Dabei wird das Institut in seiner Wortwahl, z. B. für den Bereich Bildung sehr deutlich:

  • Immer noch geht die Mehrheit der Schüler mit sonderpädagogischem Förderbedarf auf Sonderschulen. 
  • Der vorbehaltlose Rechtsanspruch auf inklusive Bildung fehlt (auch in Sachsen) immer noch. 
  • Nach wie vor werden in Deutschland Sonderpädagog*innen für Förderschulen ausgebildet, statt gezielt Lehrkräfte für Inklusion an Regelschulen auszubilden. Auch allgemeinbildende Lehrkräfte werden noch nicht verpflichtend inklusionspädagogisch aus- und fortgebildet. 
  • Förderschulen werden darüber hinaus als vermeintlicher Teil eines inklusiven Systems behandelt und mit dem Elternwahlrecht auf diese Schulform gerechtfertigt. 
  • In Deutschland herrscht in der Politik und in weiten Teilen der Gesellschaft ein verfehltes Inklusionsverständnis.
 Nach Auffassung des Instituts gilt das auch für die kulturelle Teilhabe:

"Der allgemeine Kunst- und Kulturbetrieb ist trotz seiner Bedeutung für eine inklusive Gesellschaft und für die gesellschaftliche Teilhabe von Menschen mit Behinderungen nach wie vor stark exklusiv."

Leider trifft diese Aussage auch auf das Kamenzer Forstfest, Sachsens größtes Schul- und Heimatfest, zu. Highlight ist der Festzug der 1600 Kamenzer Schülerinnen und Schüler mit ihren Lehrerinnen und Lehrern. An diesem Festzug nehmen keine Schülerinnen und Schüler aus Förderschulen teil und die Begründungen dafür klingen so:

"Wir durften in der DDR nicht mitmachen, also dann machen wir jetzt auch nicht mit." (Sollen das Schüler sein, die seit 34 Jahren in die Schule gehen oder wer sagt so etwas?)

"Wir haben in den 60ern das Mitmachen versucht. Es hat nicht geklappt." (Das müsste dann ein Lehrer mit 60 Jahren Berufserfahrung sein?! Und außerdem gab es in den 60ern allenfalls Hilfsschulen, körperbehinderte Kinder wurden im Krankenhaus unterrichtet.)

"Die wollen ja nicht." Naja, liebes Forstfestkomitee, wie ich es am Anfang schon sagte: Alle gleich zu behandeln, verstärkt die Ungleichheit.

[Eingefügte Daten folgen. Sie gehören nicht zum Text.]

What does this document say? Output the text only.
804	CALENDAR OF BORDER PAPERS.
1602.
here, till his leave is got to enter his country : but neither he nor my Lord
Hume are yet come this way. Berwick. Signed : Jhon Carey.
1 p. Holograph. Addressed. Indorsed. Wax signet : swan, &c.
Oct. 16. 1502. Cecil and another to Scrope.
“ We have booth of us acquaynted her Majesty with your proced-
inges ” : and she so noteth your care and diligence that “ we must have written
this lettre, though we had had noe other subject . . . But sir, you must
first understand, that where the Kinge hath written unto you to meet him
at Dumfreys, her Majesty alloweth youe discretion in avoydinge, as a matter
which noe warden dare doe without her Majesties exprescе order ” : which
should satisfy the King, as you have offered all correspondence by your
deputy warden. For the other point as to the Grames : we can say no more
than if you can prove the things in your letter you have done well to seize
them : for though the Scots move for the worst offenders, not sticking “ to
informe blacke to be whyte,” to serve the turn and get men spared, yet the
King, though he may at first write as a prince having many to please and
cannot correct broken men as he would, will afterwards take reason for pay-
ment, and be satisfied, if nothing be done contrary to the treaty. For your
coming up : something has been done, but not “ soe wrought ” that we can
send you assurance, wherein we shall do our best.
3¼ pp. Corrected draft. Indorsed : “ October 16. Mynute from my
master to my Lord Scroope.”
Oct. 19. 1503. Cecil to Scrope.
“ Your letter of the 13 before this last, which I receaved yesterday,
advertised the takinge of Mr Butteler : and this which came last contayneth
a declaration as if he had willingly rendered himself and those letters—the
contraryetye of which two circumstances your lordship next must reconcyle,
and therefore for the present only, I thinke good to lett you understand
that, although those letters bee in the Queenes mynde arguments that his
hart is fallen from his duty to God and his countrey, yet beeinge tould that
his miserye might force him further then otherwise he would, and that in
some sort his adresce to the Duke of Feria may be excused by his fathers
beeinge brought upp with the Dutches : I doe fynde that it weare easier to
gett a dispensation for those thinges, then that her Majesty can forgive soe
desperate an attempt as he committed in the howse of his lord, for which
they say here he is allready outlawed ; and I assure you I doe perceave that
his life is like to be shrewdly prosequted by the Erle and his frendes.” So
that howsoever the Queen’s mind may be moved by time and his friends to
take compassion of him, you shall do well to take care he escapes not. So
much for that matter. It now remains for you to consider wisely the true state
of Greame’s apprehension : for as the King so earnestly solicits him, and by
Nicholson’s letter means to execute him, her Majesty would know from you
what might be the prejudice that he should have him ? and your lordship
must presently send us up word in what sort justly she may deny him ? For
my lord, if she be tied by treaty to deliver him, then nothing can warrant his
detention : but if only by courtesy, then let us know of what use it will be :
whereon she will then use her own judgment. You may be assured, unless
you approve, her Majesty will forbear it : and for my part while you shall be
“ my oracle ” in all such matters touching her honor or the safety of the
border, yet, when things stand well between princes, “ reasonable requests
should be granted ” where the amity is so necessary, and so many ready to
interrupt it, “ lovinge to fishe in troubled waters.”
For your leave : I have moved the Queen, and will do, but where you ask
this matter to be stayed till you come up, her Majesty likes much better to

Seid Ihr schon mal auf Schüler, Eltern und Lehrer zugegangen und habt so etwas gefragt wie:

"Wir wollen alle Kamenzer Schülerinnen und Schüler dabei haben. Ihr gehört auch dazu. Was braucht ihr, um teilzunehmen?" 

Wahrscheinlich nicht. Denn dann müsste man sich Gedanken machen über Assistenzkräfte, Hol- und Bringedienste, barrierefreie Informationen, barrierefreie Anlagen auf dem Festgelände und vielleicht auch die Wegstrecke, die über das Kamenzer Altstadt-Kopfsteinpflaster führt. 

Ich höre sie schon reden: "Das Kopfsteinpflaster ist ja nun mal da. Dann würde das Altstadtflair fehlen."

Wie hört sich das für Sie an? Es erinnert mich an den Satz: "Wer Inklusion will, findet Wege. Wer nicht, Begründungen."

Und ich frage mich an dieser Stelle: Um was geht es hier eigentlich: eine inklusive Gesellschaft oder eine exklusive Veranstaltung?